Sorprende muchas veces por dónde nos lleva la escritura. Por imágenes vistas o soñadas o idealizadas. Por alucinaciones de rara temperatura emocional. Veía todavía figuras filiformes, como de Giacometti, con matusalénicas barbas que cruzaban la Place du Parlament en diagonal, como acaso la atravesara el exiliado Goya, y mirase de reojo la fuente decimonónica, y los infinitos mascarones de las fachadas le observaran a su vez, rijosos y varados en su piedra, como muecas fosilizadas por el tiempo.

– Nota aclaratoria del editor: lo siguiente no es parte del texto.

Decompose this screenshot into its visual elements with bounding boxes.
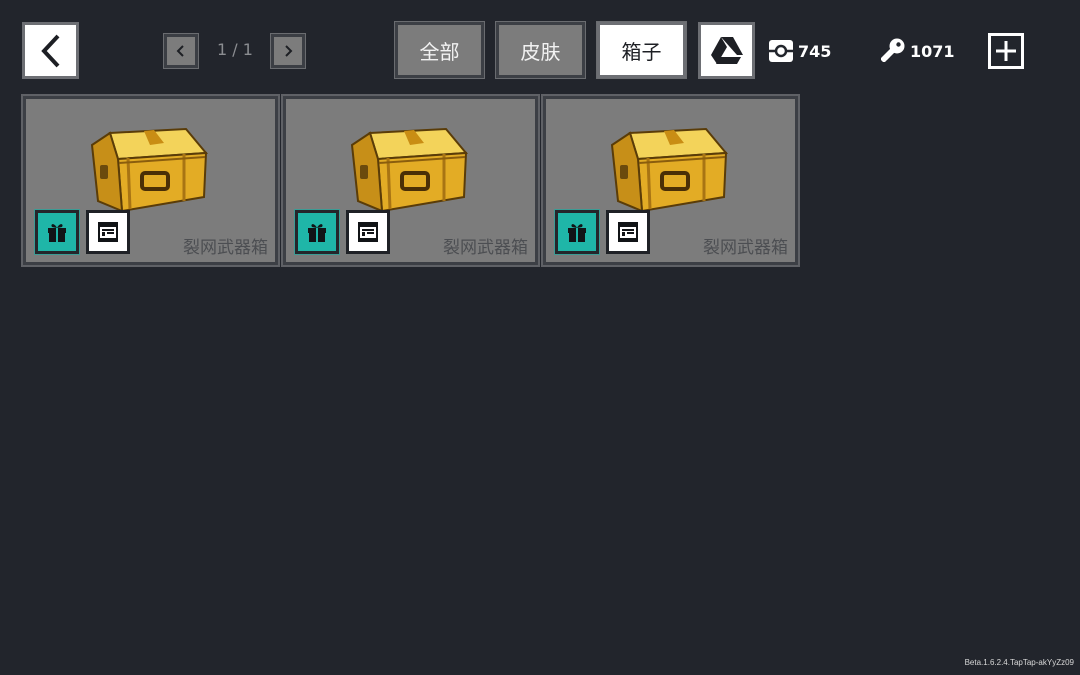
details-button[interactable] — [86, 210, 130, 254]
key-amount: 1071 — [910, 41, 955, 61]
prev-page-button[interactable] — [163, 33, 199, 69]
gift-button[interactable] — [554, 209, 600, 255]
item-card[interactable]: 裂网武器箱 — [281, 94, 540, 267]
coin-counter: 745 — [768, 34, 831, 68]
gift-button[interactable] — [34, 209, 80, 255]
item-card[interactable]: 裂网武器箱 — [541, 94, 800, 267]
chevron-left-icon — [40, 34, 59, 67]
gift-icon — [568, 224, 586, 242]
gift-icon — [308, 224, 326, 242]
drive-button[interactable] — [698, 22, 755, 79]
tab-boxes[interactable]: 箱子 — [596, 21, 687, 79]
receipt-icon — [618, 222, 638, 242]
receipt-icon — [358, 222, 378, 242]
key-icon — [881, 38, 905, 62]
tab-skins[interactable]: 皮肤 — [495, 21, 586, 79]
golden-weapon-case-image — [90, 127, 209, 213]
plus-icon — [996, 41, 1016, 61]
tab-all[interactable]: 全部 — [394, 21, 485, 79]
next-page-button[interactable] — [270, 33, 306, 69]
golden-weapon-case-image — [610, 127, 729, 213]
receipt-icon — [98, 222, 118, 242]
golden-weapon-case-image — [350, 127, 469, 213]
gift-icon — [48, 224, 66, 242]
page-indicator: 1 / 1 — [217, 40, 253, 59]
coin-amount: 745 — [798, 41, 832, 61]
google-drive-icon — [710, 36, 743, 64]
item-name: 裂网武器箱 — [443, 238, 528, 258]
chevron-left-icon — [176, 45, 184, 57]
add-currency-button[interactable] — [988, 33, 1024, 69]
item-name: 裂网武器箱 — [703, 238, 788, 258]
back-button[interactable] — [22, 22, 79, 79]
details-button[interactable] — [606, 210, 650, 254]
item-name: 裂网武器箱 — [183, 238, 268, 258]
details-button[interactable] — [346, 210, 390, 254]
version-label: Beta.1.6.2.4.TapTap-akYyZz09 — [964, 658, 1074, 667]
item-card[interactable]: 裂网武器箱 — [21, 94, 280, 267]
chevron-right-icon — [285, 45, 293, 57]
key-counter: 1071 — [878, 34, 955, 68]
gift-button[interactable] — [294, 209, 340, 255]
coin-chip-icon — [769, 40, 793, 62]
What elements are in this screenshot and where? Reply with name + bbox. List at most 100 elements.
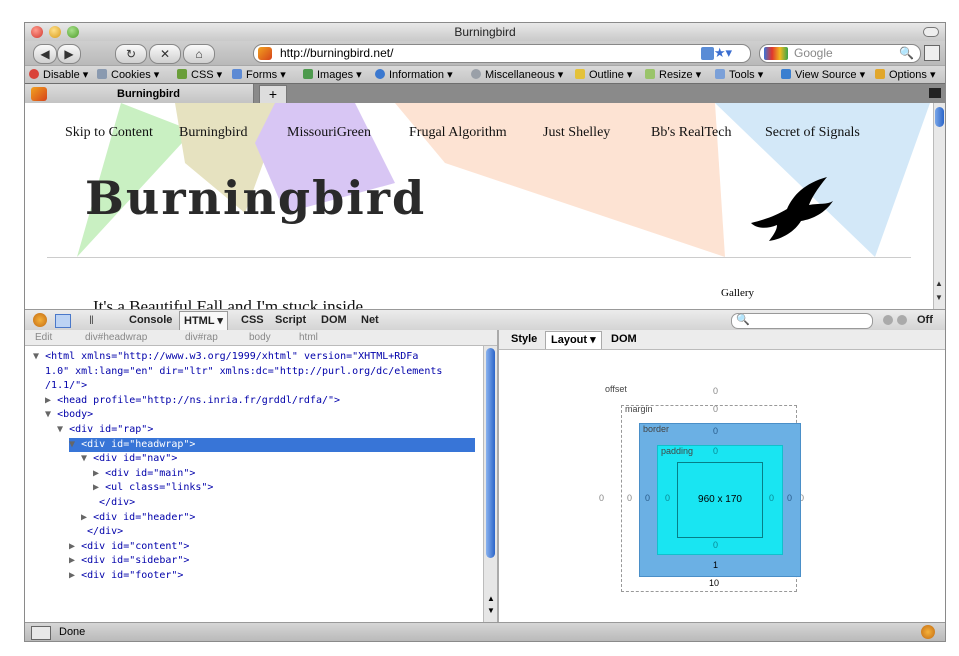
breadcrumb-rap[interactable]: div#rap	[185, 330, 218, 345]
collapse-arrow-icon[interactable]: ▼	[33, 351, 39, 362]
tree-node[interactable]: ▼ <body>	[45, 408, 93, 422]
inspect-icon[interactable]	[55, 314, 71, 328]
expand-arrow-icon[interactable]: ▶	[69, 555, 75, 566]
tree-node[interactable]: ▶ <div id="sidebar">	[69, 554, 189, 568]
margin-bottom-value[interactable]: 10	[709, 578, 719, 588]
devbar-item-miscellaneous[interactable]: Miscellaneous ▾	[471, 66, 563, 84]
tree-node[interactable]: ▼ <div id="nav">	[81, 452, 177, 466]
back-button[interactable]: ◀	[33, 44, 57, 64]
tree-node[interactable]: ▼ <html xmlns="http://www.w3.org/1999/xh…	[33, 350, 418, 364]
padding-left-value[interactable]: 0	[665, 493, 670, 503]
home-button[interactable]: ⌂	[183, 44, 215, 64]
firebug-tab-dom[interactable]: DOM	[321, 310, 347, 330]
content-box-size[interactable]: 960 x 170	[677, 462, 763, 538]
toolbar-toggle-button[interactable]	[923, 27, 939, 37]
post-headline[interactable]: It's a Beautiful Fall and I'm stuck insi…	[93, 297, 363, 309]
zoom-window-button[interactable]	[67, 26, 79, 38]
firebug-search-input[interactable]: 🔍	[731, 313, 873, 329]
restore-window-icon[interactable]	[924, 45, 940, 61]
tree-node[interactable]: </div>	[81, 525, 123, 539]
status-firebug-icon[interactable]	[921, 625, 935, 639]
nav-link-secret-of-signals[interactable]: Secret of Signals	[765, 125, 860, 141]
tree-node[interactable]: 1.0" xml:lang="en" dir="ltr" xmlns:dc="h…	[39, 365, 442, 379]
devbar-item-cookies[interactable]: Cookies ▾	[97, 66, 159, 84]
expand-arrow-icon[interactable]: ▶	[93, 468, 99, 479]
firebug-tab-css[interactable]: CSS	[241, 310, 264, 330]
scroll-up-arrow-icon[interactable]: ▲	[935, 279, 943, 288]
status-resize-icon[interactable]	[31, 626, 51, 640]
margin-left-value[interactable]: 0	[627, 493, 632, 503]
edit-button[interactable]: Edit	[35, 330, 52, 345]
firebug-tab-script[interactable]: Script	[275, 310, 306, 330]
expand-arrow-icon[interactable]: ▶	[93, 482, 99, 493]
collapse-arrow-icon[interactable]: ▼	[57, 424, 63, 435]
nav-link-bbs-realtech[interactable]: Bb's RealTech	[651, 125, 731, 141]
devbar-item-tools[interactable]: Tools ▾	[715, 66, 763, 84]
tree-scroll-up-icon[interactable]: ▲	[487, 594, 495, 603]
devbar-item-disable[interactable]: Disable ▾	[29, 66, 88, 84]
tree-node[interactable]: ▶ <div id="main">	[93, 467, 195, 481]
search-magnifier-icon[interactable]: 🔍	[899, 45, 914, 62]
tree-node[interactable]: ▶ <ul class="links">	[93, 481, 213, 495]
new-tab-button[interactable]: +	[259, 85, 287, 105]
nav-link-skip[interactable]: Skip to Content	[65, 125, 153, 141]
pause-icon[interactable]: ‖	[89, 313, 94, 327]
border-top-value[interactable]: 0	[713, 426, 718, 436]
side-tab-layout[interactable]: Layout ▾	[545, 331, 602, 349]
stop-button[interactable]: ✕	[149, 44, 181, 64]
rss-feed-icon[interactable]	[701, 47, 714, 60]
side-tab-style[interactable]: Style	[511, 330, 537, 349]
devbar-item-options[interactable]: Options ▾	[875, 66, 936, 84]
collapse-arrow-icon[interactable]: ▼	[81, 453, 87, 464]
tree-node[interactable]: ▼ <div id="headwrap">	[69, 437, 475, 452]
padding-right-value[interactable]: 0	[769, 493, 774, 503]
page-scrollbar[interactable]: ▲ ▼	[933, 103, 945, 309]
devbar-item-css[interactable]: CSS ▾	[177, 66, 222, 84]
border-bottom-value[interactable]: 1	[713, 560, 718, 570]
tree-node[interactable]: </div>	[93, 496, 135, 510]
firebug-minimize-icon[interactable]	[883, 315, 893, 325]
expand-arrow-icon[interactable]: ▶	[69, 541, 75, 552]
page-scroll-thumb[interactable]	[935, 107, 944, 127]
side-tab-dom[interactable]: DOM	[611, 330, 637, 349]
collapse-arrow-icon[interactable]: ▼	[45, 409, 51, 420]
nav-link-just-shelley[interactable]: Just Shelley	[543, 125, 610, 141]
firebug-tab-html[interactable]: HTML ▾	[179, 311, 228, 330]
tree-scroll-down-icon[interactable]: ▼	[487, 606, 495, 615]
google-engine-icon[interactable]	[764, 47, 788, 60]
margin-top-value[interactable]: 0	[713, 404, 718, 414]
tree-node[interactable]: ▼ <div id="rap">	[57, 423, 153, 437]
devbar-item-forms[interactable]: Forms ▾	[232, 66, 286, 84]
url-bar[interactable]: http://burningbird.net/ ★▾	[253, 44, 751, 63]
firebug-off-button[interactable]: Off	[917, 310, 933, 330]
tree-node[interactable]: /1.1/">	[39, 379, 87, 393]
devbar-item-view-source[interactable]: View Source ▾	[781, 66, 865, 84]
search-box[interactable]: Google 🔍	[759, 44, 921, 63]
close-window-button[interactable]	[31, 26, 43, 38]
firebug-tab-net[interactable]: Net	[361, 310, 379, 330]
devbar-item-images[interactable]: Images ▾	[303, 66, 362, 84]
devbar-item-outline[interactable]: Outline ▾	[575, 66, 632, 84]
nav-link-frugal-algorithm[interactable]: Frugal Algorithm	[409, 125, 507, 141]
expand-arrow-icon[interactable]: ▶	[81, 512, 87, 523]
devbar-item-resize[interactable]: Resize ▾	[645, 66, 701, 84]
expand-arrow-icon[interactable]: ▶	[69, 570, 75, 581]
html-tree-scrollbar[interactable]: ▲ ▼	[483, 346, 498, 622]
forward-button[interactable]: ▶	[57, 44, 81, 64]
nav-link-missourigreen[interactable]: MissouriGreen	[287, 125, 371, 141]
reload-button[interactable]: ↻	[115, 44, 147, 64]
breadcrumb-headwrap[interactable]: div#headwrap	[85, 330, 147, 345]
scroll-down-arrow-icon[interactable]: ▼	[935, 293, 943, 302]
border-left-value[interactable]: 0	[645, 493, 650, 503]
collapse-arrow-icon[interactable]: ▼	[69, 439, 75, 450]
breadcrumb-html[interactable]: html	[299, 330, 318, 345]
expand-arrow-icon[interactable]: ▶	[45, 395, 51, 406]
html-tree-scroll-thumb[interactable]	[486, 348, 495, 558]
tree-node[interactable]: ▶ <div id="header">	[81, 511, 195, 525]
bookmark-star-icon[interactable]: ★▾	[714, 45, 732, 61]
firebug-icon[interactable]	[33, 313, 47, 327]
border-right-value[interactable]: 0	[787, 493, 792, 503]
site-brand-title[interactable]: Burningbird	[85, 171, 426, 225]
tab-burningbird[interactable]: Burningbird	[25, 84, 254, 104]
firebug-tab-console[interactable]: Console	[129, 310, 172, 330]
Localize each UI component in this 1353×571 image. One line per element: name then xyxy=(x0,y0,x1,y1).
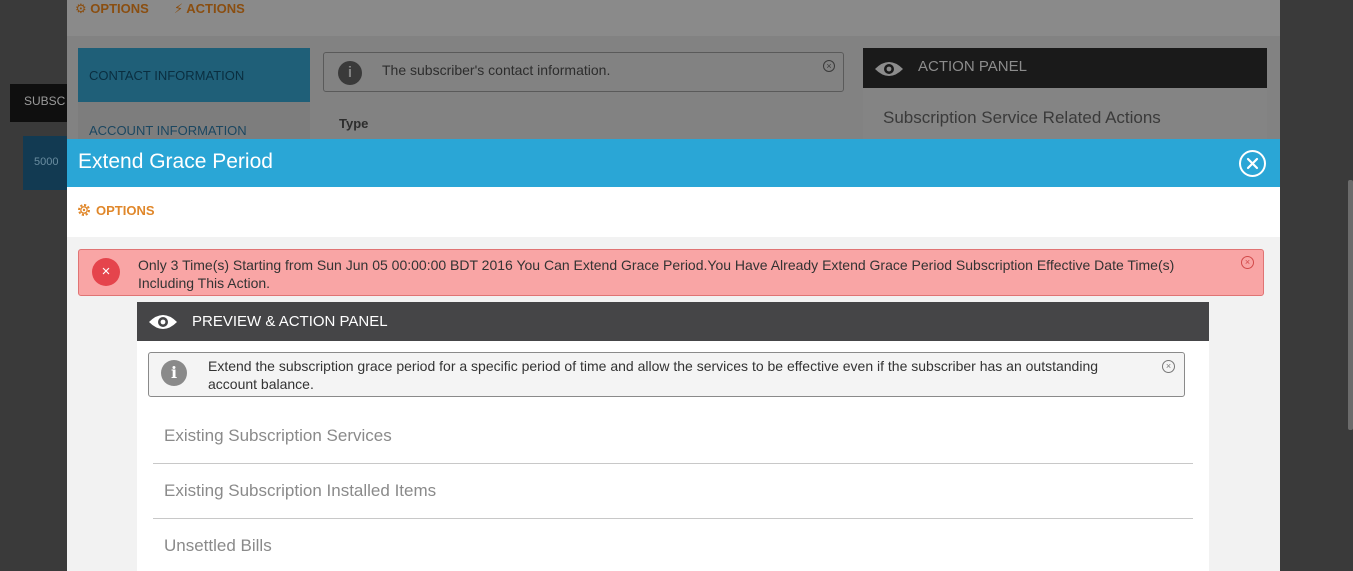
preview-info-text: Extend the subscription grace period for… xyxy=(208,358,1099,392)
info-icon: i xyxy=(161,360,187,386)
preview-info-alert: i Extend the subscription grace period f… xyxy=(148,352,1185,397)
modal-toolbar: OPTIONS xyxy=(67,187,1280,237)
modal-close-button[interactable] xyxy=(1239,150,1266,177)
background-nav-account-information: ACCOUNT INFORMATION xyxy=(89,123,247,138)
background-action-panel-header: ACTION PANEL xyxy=(863,48,1267,88)
gear-icon xyxy=(78,204,90,216)
background-type-label: Type xyxy=(339,116,369,131)
section-unsettled-bills[interactable]: Unsettled Bills xyxy=(153,519,1193,571)
background-info-text: The subscriber's contact information. xyxy=(382,62,611,78)
modal-header: Extend Grace Period xyxy=(67,139,1280,187)
eye-icon xyxy=(149,315,177,329)
background-actions-button: ⚡ ACTIONS xyxy=(174,1,245,16)
error-alert-close-button[interactable]: × xyxy=(1241,256,1254,269)
error-alert: × Only 3 Time(s) Starting from Sun Jun 0… xyxy=(78,249,1264,296)
info-icon: i xyxy=(338,61,362,85)
close-icon xyxy=(1246,157,1259,170)
background-options-button: ⚙ OPTIONS xyxy=(75,1,149,16)
background-info-alert: i The subscriber's contact information. … xyxy=(323,52,844,92)
preview-info-close-button[interactable]: × xyxy=(1162,360,1175,373)
section-label: Unsettled Bills xyxy=(164,536,272,555)
gear-icon: ⚙ xyxy=(75,1,87,16)
background-action-panel-title: ACTION PANEL xyxy=(918,58,1027,75)
background-subscriber-tile: 5000 xyxy=(23,136,67,190)
section-existing-subscription-installed-items[interactable]: Existing Subscription Installed Items xyxy=(153,464,1193,519)
background-right-area xyxy=(1280,0,1353,571)
background-scrollbar xyxy=(1348,180,1353,430)
extend-grace-period-modal: Extend Grace Period OPTIONS × Only 3 Tim… xyxy=(67,139,1280,571)
close-icon: × xyxy=(823,60,835,72)
modal-title: Extend Grace Period xyxy=(78,150,273,173)
error-x-icon: × xyxy=(92,258,120,286)
section-existing-subscription-services[interactable]: Existing Subscription Services xyxy=(153,409,1193,464)
preview-panel-header: PREVIEW & ACTION PANEL xyxy=(137,302,1209,341)
background-action-panel-subtitle: Subscription Service Related Actions xyxy=(883,108,1161,127)
lightning-icon: ⚡ xyxy=(174,1,184,16)
eye-icon xyxy=(875,62,903,76)
background-subscription-tab: SUBSC xyxy=(10,84,67,122)
preview-action-panel: PREVIEW & ACTION PANEL i Extend the subs… xyxy=(137,302,1209,571)
background-toolbar: ⚙ OPTIONS ⚡ ACTIONS xyxy=(67,0,1280,36)
options-label: OPTIONS xyxy=(96,202,155,218)
preview-panel-title: PREVIEW & ACTION PANEL xyxy=(192,313,388,330)
section-label: Existing Subscription Services xyxy=(164,426,392,445)
background-nav-contact-information: CONTACT INFORMATION xyxy=(78,48,310,102)
section-label: Existing Subscription Installed Items xyxy=(164,481,437,500)
error-alert-text: Only 3 Time(s) Starting from Sun Jun 05 … xyxy=(138,257,1175,291)
options-button[interactable]: OPTIONS xyxy=(76,202,155,218)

Veo, en otro momento, que esos mascarones tienen medio cuerpo fuera del agua y un barco atlántico a su espalda, hablan un idioma acuático de maderas musealizadas y casi podridas, pero te miran desde el ahogo del tiempo muerto como queriéndote llevar a navegar siglos que no vuelven. En esas proas marineras que han perdido sus policromías viajaban con los marinos unos seres mitológicos, faunos o náyades, escudos o figuras animalísticas, a veces rostros familiares. ¿A quién miran esos mascarones? ¿Por qué rutas mágicas navegan pilotando naves oceánicas? ¿Qué observan desde sus paredes públicas, bajo los balcones o en la clave de los arcos, envueltos en grutescos, y qué representan en el fondo?
La arquitectura modernista de principios del siglo XX los regaló en abundancia a su clientela burguesa. En casinos y balnearios, en ostentosas fachadas urbanas donde la arquitectura buscaba una seña identitaria de clase, decoradores y maestros canteros recuperaron cariátides helénicas como signos de un cultivado estatus social y económico. Todo un parnaso de diosas desnudas y asexuados dioses, de musas de las artes con sus atributos civiles fueron sustituyendo así a la anterior iconografía cristiana.
Si los mascarones de proa pudieron tener mucho de amuleto protector, de sortilegio contra los peligros marinos desde la Antigüedad, y reposan en museos celosamente protegidos, en cambios esos mascarones urbanos te miran sonriendo por dentro, rumiando su pétrea rigidez, enseñando voluptuosas curvas de pagana mitología, desafiantes desde sus cuerpos semienterrados en la pared o sujetando con sus brazos capiteles y cornisas, adornándose en la suerte y con esa pizca de insolente orgullo fin de siglo. Pero si hay mitos en piedra, seres que parecen humanizar el hecho arquitectónico, son las cariátides griegas del Erecteion en la Acrópolis, esas figuras humanas vestidas, convertidas en columnas que sustentan el techo del templo por la eternidad y que el neoclasicismo las transformó en ornamento decorativo, como, por ejemplo, las que custodian la entrada de lo que fue un gran banco español —el templo del dinero— y hoy es la sede central del Instituto Cervantes. (En mi ciudad se puede ver todavía algún mascarón en la fachada de La Ferroviaria, ahora en plena rehabilitación, a la entrada del parque Gasset.)
¿Acabarán convirtiéndonos en piedra que adorna o sustenta, de mirada fija bajo la piel de arenisca o alabastro, ya mascarón o cariátide? «Ah, pero si es Martes de Carnaval».